Bu Song kaget sekali, tangannya serasa hancur dan panas. Selagi ia hendak melompat ke belakang, kakek itu sudah menyambar ke depan, tangan kanan kakek itu mencengkeram ke arah matanya sedangkan tangan kiri merampas suling!
Bu Song terkejut melihat tangan yang menyambar ke arah mata. Lengah sedikit saja tentu matanya akan menjadi buta atau setidaknya mukanya akan terluka dan bercacad. Terpaksa ia mengelak dan karena perhatiannya tercurah sepenuhnya menghadapi bahaya mengerikan ini, ia tidak dapat mencegah lagi sulingnya terampas. Ia hanya merasa betapa tiba-tiba pergelangan tangan kanannya tertotok dan menjadi seperti lumpuh, kemudian sulingnya terlepas dari genggamannya. Dengan nekat ia melancarkan tendangannya mengenai pantat kurus Si Kakek tua yang sudah membalikkan tubuh setelah berhasil merampas suling, dan... tubuh kakek itu terlempar ke atas tinggi sekali dan tidak turun lagi!

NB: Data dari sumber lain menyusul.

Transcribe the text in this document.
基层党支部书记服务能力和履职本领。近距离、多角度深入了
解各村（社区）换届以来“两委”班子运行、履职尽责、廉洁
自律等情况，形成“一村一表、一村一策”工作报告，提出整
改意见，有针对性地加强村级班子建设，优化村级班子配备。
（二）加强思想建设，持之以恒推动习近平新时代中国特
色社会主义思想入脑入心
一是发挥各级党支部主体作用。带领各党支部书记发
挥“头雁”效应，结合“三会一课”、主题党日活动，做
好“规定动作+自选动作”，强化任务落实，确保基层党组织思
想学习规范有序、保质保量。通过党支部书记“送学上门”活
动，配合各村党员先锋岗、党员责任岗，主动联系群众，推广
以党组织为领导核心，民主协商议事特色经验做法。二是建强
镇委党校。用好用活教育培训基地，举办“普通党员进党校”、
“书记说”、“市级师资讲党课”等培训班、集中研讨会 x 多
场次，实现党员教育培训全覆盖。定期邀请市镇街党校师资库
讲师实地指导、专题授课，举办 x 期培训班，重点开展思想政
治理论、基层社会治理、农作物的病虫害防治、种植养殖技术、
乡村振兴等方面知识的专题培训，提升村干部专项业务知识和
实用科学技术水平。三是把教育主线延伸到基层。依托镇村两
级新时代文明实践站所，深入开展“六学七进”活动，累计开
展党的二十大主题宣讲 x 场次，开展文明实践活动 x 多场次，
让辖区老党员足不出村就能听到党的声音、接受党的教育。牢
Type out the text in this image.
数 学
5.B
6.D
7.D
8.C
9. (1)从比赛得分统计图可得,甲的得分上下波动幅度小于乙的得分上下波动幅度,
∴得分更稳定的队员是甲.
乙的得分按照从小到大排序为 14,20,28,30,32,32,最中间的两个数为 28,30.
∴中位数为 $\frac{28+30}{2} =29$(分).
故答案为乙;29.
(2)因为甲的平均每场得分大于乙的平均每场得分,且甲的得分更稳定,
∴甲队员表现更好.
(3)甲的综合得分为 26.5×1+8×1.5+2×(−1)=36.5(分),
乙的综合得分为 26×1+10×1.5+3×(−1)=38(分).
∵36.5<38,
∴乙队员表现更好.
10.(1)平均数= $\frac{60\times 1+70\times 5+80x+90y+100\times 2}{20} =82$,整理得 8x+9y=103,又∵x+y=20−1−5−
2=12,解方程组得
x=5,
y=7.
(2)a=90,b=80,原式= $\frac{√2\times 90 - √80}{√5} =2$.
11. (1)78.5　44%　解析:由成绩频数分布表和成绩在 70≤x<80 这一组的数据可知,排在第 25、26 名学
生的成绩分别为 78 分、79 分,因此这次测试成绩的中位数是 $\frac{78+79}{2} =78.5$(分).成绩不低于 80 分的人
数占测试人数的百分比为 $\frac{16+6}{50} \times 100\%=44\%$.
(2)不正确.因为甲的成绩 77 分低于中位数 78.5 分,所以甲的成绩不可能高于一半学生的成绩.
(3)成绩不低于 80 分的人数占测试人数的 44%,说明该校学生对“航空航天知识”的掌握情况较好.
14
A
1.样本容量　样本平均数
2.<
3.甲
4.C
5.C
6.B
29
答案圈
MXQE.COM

Bu Song terheran dan memandang ke atas. Kiranya kakek itu sudah duduk di atas cabang sebatang pohon, duduk menggantungkan kedua kakinya dan kedua tangannya menimang-nimang suling emas, mengelus-elusnya dan mengintai lubang-lubangnya. Kemudian kakek itu meniup-niup lubang suling. Memang bisa berbunyi suling itu, akan tetapi bunyinya tidak keruan dan menyakitkan telinga. Memang kakek aneh ini selamanya tidak pernah meniup suling.
Beberapa kali ia berusaha meniup, bahkan mengerahkan khi-kangnya akan tetapi dalam hal meniup suling, ilmu khi-kang tidak dapat menolong banyak. Makin kuat angin memasuki lubang, makin tidak karuan bunyi suling, bahkan ketika kakek itu meniup sekerasnya, terlampau banyak tenaga angin memasuki lubang sehingga yang keluar hanya suara mendesis saja! Akhirnya kakek itu berhenti meniup, memijit-mijit kedua pelipisnya yang merasa lelah dan berdenyut, mulutnya merengut kecewa.
"Heiii, hayo kau ajari aku meniup suling! Benda ini diperebutkan semua orang, apa sih kegunaannya kalau aku tidak pandai meniup dan melagukannya?"
Bu Song sudah dapat menguasai dirinya. Ia mendapat kenyataan pahit betapa kesaktian kakek itu mengandalkan kepandaian silat. Mengingat akan kesaktian kakek itu, belum tentu kalau seorang tokoh seperti itu suka melanggar janji. Mungkin kakek ini memang benar-benar hanya ingin meminjam suling emas dan mempelajari bunyinya serta tahu rahasianya. Mungkin kakek ini hanya tertarik karena semua orang memperebutkannya, karena benda ini adalah benda keramat pemberian seorang kakek yang dianggap manusia dewa, yaitu Bu Kek Siansu. Bu Tek Lojin sudah sedemikian saktinya, kiranya dicari tandingnya sukar di atas dunia ini, maka untuk apakah kakek itu menginginkan suling emas? Tentu hanya karena ingin tahu. Maka ia lalu menjawab,
"Bu Tek Lojin adalah seorang Locianpwe yang sakti dan berkedudukan tinggi. Betulkah kali ini tidak melanggar janji, hanya akan meminjam suling dan belajar meniupnya? Kalau betul demikian, saya yang muda tentu saja akan suka sekali memberi petunjuk tentang ilmu meniup suling kepada Locianpwe."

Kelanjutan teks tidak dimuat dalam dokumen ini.